而是早有所预料一样,她忽又眼眸低垂,神情失落道:“是吗,原来如此。
无上法居然是被拆解了?
看来这五百年的筹谋,终究还是功亏一篑了吗?”
沈授听得云里雾里,心中疑惑更甚,却不敢贸然发问,生怕又触动了——这女子的哪根敏感神经。
“不错,正是死亡的死。
但你可知,这个字——为何会出现在我的身上?”
她缓缓问道,语气中带着一丝哀怨与绝望。
沈授颤颤巍巍,“不能是我——给你写上去的吧?”
对方俯首沉默片刻,忽然抬头望向沈授,眼中闪烁着异样的光芒:“此法如何得到的,已经不重要了。
那你可知,无上法是何物?”
沈授摇了摇头,心中暗自揣测,这无上法听起来倒是颇为高大上。
女子见状,嘴角勾起一抹苦笑,似乎是在嘲笑——自己的天真与愚蠢。
“无上法,无视世间律理限禁。
岂是那么容易,就能得到的。
至尊在这妄世——以及天外伪世布局多年,也不过是仅仅炼出了——无上法的雏形。
毕竟伪世无真法,你身上的那天外异法,此时也不过是——区区八重层次的真法罢了。
以你的层次,恐怕此生,也无法将其继续推演。
那么,又能否为我所用呢?”
“我身上的什么玩意?”一头雾水的沈授,还是没忍住问出来了。
女人没有回应,而是自顾自,无奈摇头道:“虽然大晟已经灭国了,但可惜灭的不彻底。
故而,我没能得到完整的至上法。
所以大概这些年,时间都浪费在了——推演残法之上吗?
即使我将其推演到——九重的极致——至上正法;
那也无法超脱律理,达到那无上之境。
如此,就算现在一并杀了你,暂时也并不能补全——我所求的无上法,罢了。

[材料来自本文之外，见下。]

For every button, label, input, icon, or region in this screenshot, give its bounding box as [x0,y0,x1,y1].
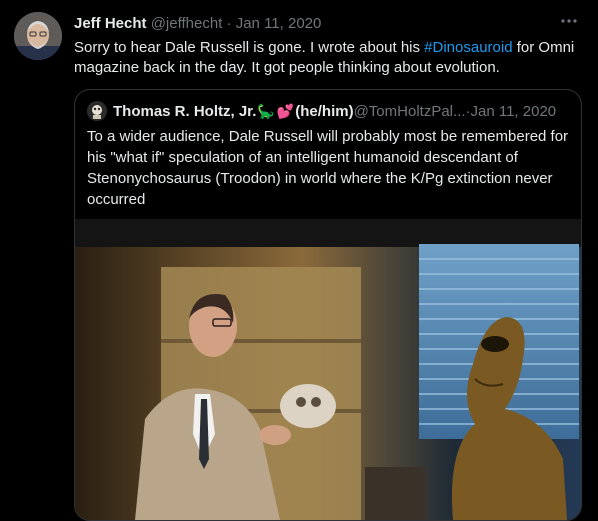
quoted-author-name[interactable]: Thomas R. Holtz, Jr. [113,103,256,120]
quoted-text: To a wider audience, Dale Russell will p… [87,128,569,208]
quoted-tweet[interactable]: Thomas R. Holtz, Jr. 🦕 💕 (he/him) @TomHo… [74,89,582,521]
quoted-date[interactable]: Jan 11, 2020 [471,103,557,120]
quoted-author-avatar[interactable] [87,101,107,121]
separator-dot: · [226,15,232,32]
tweet-text-before: Sorry to hear Dale Russell is gone. I wr… [74,39,425,56]
quoted-media-image[interactable] [75,219,581,520]
more-options-icon[interactable] [554,12,584,34]
hashtag-link[interactable]: #Dinosauroid [424,39,512,56]
quoted-handle[interactable]: @TomHoltzPal... [354,103,466,120]
dinosaur-emoji: 🦕 [257,102,275,119]
quoted-pronouns: (he/him) [295,102,354,120]
quoted-tweet-header: Thomas R. Holtz, Jr. 🦕 💕 (he/him) @TomHo… [87,100,571,122]
author-name[interactable]: Jeff Hecht [74,15,147,32]
tweet[interactable]: Jeff Hecht @jeffhecht · Jan 11, 2020 Sor… [0,0,598,521]
hearts-emoji: 💕 [276,102,295,119]
tweet-header: Jeff Hecht @jeffhecht · Jan 11, 2020 [74,15,582,35]
tweet-date[interactable]: Jan 11, 2020 [236,15,322,32]
tweet-text: Sorry to hear Dale Russell is gone. I wr… [74,38,582,78]
author-avatar[interactable] [14,12,62,60]
author-handle[interactable]: @jeffhecht [151,15,223,32]
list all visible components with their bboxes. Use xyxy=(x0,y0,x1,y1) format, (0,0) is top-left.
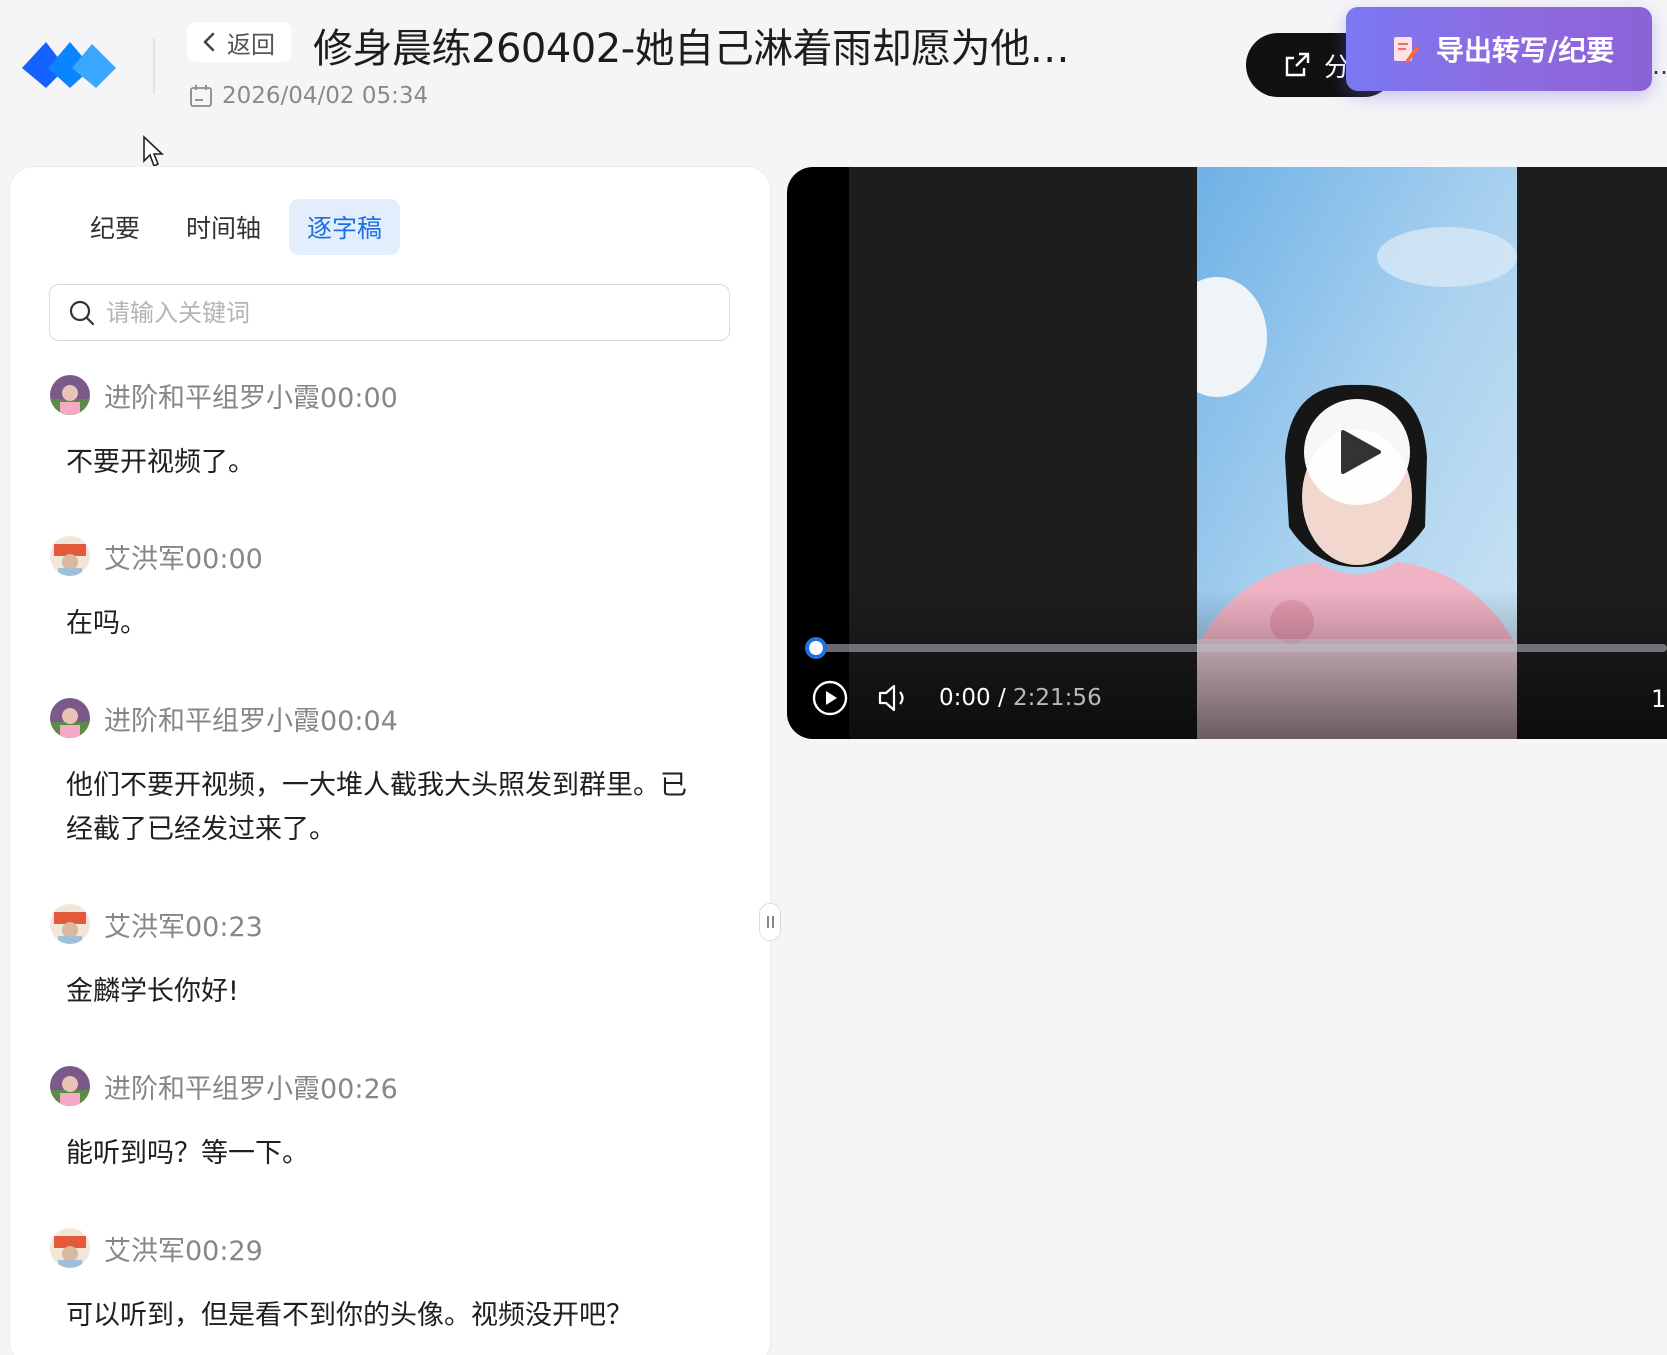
tab-timeline[interactable]: 时间轴 xyxy=(168,199,279,255)
share-icon xyxy=(1285,52,1310,77)
avatar xyxy=(50,698,90,738)
play-circle-icon[interactable] xyxy=(811,679,849,717)
transcript-entry: 艾洪军00:29 可以听到，但是看不到你的头像。视频没开吧？ xyxy=(50,1228,730,1338)
speaker-name: 艾洪军00:29 xyxy=(104,1235,263,1267)
transcript-entry: 进阶和平组罗小霞00:04 他们不要开视频，一大堆人截我大头照发到群里。已经截了… xyxy=(50,698,730,852)
back-label: 返回 xyxy=(227,30,275,59)
video-player[interactable]: 0:00 / 2:21:56 1 xyxy=(787,167,1667,739)
utterance-text: 在吗。 xyxy=(66,608,147,639)
transcript-entry: 艾洪军00:23 金麟学长你好! xyxy=(50,904,730,1014)
avatar xyxy=(50,536,90,576)
date-text: 2026/04/02 05:34 xyxy=(222,83,429,109)
speaker-name: 艾洪军00:00 xyxy=(104,543,263,575)
transcript-entry: 进阶和平组罗小霞00:00 不要开视频了。 xyxy=(50,375,730,485)
export-transcript-button[interactable]: 导出转写/纪要 xyxy=(1346,7,1652,91)
document-edit-icon xyxy=(1394,37,1419,63)
search-box[interactable] xyxy=(49,284,730,341)
playback-time: 0:00 / 2:21:56 xyxy=(939,685,1102,711)
volume-icon[interactable] xyxy=(875,679,913,717)
avatar xyxy=(50,1066,90,1106)
tab-bar: 纪要 时间轴 逐字稿 xyxy=(72,199,401,255)
transcript-entry: 艾洪军00:00 在吗。 xyxy=(50,536,730,646)
export-label: 导出转写/纪要 xyxy=(1436,34,1615,67)
avatar xyxy=(50,904,90,944)
search-input[interactable] xyxy=(106,298,666,327)
tab-summary[interactable]: 纪要 xyxy=(72,199,158,255)
back-button[interactable]: 返回 xyxy=(187,22,291,62)
speaker-name: 艾洪军00:23 xyxy=(104,911,263,943)
meeting-date: 2026/04/02 05:34 xyxy=(188,83,428,109)
header-edge-text: … xyxy=(1652,52,1667,80)
player-controls: 0:00 / 2:21:56 xyxy=(811,679,1102,717)
page-title: 修身晨练260402-她自己淋着雨却愿为他… xyxy=(313,26,1070,72)
transcript-panel: 纪要 时间轴 逐字稿 进阶和平组罗小霞00:00 不要开视频了。 艾洪军00:0… xyxy=(9,166,771,1355)
panel-resize-handle[interactable] xyxy=(759,903,781,941)
speaker-name: 进阶和平组罗小霞00:00 xyxy=(104,382,398,414)
play-icon[interactable] xyxy=(1304,399,1410,505)
speaker-name: 进阶和平组罗小霞00:04 xyxy=(104,705,398,737)
utterance-text: 不要开视频了。 xyxy=(66,447,255,478)
progress-bar[interactable] xyxy=(805,637,1667,659)
chevron-left-icon xyxy=(203,32,215,52)
speaker-name: 进阶和平组罗小霞00:26 xyxy=(104,1073,398,1105)
utterance-text: 能听到吗？等一下。 xyxy=(66,1138,309,1169)
playback-speed[interactable]: 1 xyxy=(1651,685,1666,713)
utterance-text: 他们不要开视频，一大堆人截我大头照发到群里。已经截了已经发过来了。 xyxy=(66,770,687,845)
avatar xyxy=(50,1228,90,1268)
avatar xyxy=(50,375,90,415)
transcript-entry: 进阶和平组罗小霞00:26 能听到吗？等一下。 xyxy=(50,1066,730,1176)
meeting-logo-icon[interactable] xyxy=(22,36,116,92)
search-icon xyxy=(69,300,95,325)
cursor-icon xyxy=(143,135,165,168)
calendar-icon xyxy=(190,85,212,107)
header-divider xyxy=(153,38,155,94)
utterance-text: 金麟学长你好! xyxy=(66,976,239,1007)
utterance-text: 可以听到，但是看不到你的头像。视频没开吧？ xyxy=(66,1300,633,1331)
tab-transcript[interactable]: 逐字稿 xyxy=(289,199,401,255)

”
沈授暗暗叫苦:“不是,怎么又想要杀我了?
你补全什么法,关我鸟事啊?
你还要养肥了再杀?
我又不是猪,还分什么现在以后?”
然而,女人突然又露出一丝莫名的疑惑之色,开始连连摇头道:“不对,不对,时辰不对。
今夕是何年?
今夕是何年?
快点回答我!”
沈授顿时又被这疯女人——吓得一哆嗦,“下半句,是明——明朝独长眠?
还是,把酒问青天来着?
我早就记不住了。”
女人双目失神,疑惑道:“你在鬼扯什么?
我是问你——如今是大盛帝朝的哪一年了?”
沈授被她这突如其来的问题——问得有些懵,愣了片刻,才回答道:“哦哦,之前有问过他们,好像是——大盛三百十七年?”
女人听后,眼神变得更加迷离,“怎么才三百多年?大盛还未到亡国之时?
我就觉得——这时间不太对,可,那我为何会——现在提前醒来?”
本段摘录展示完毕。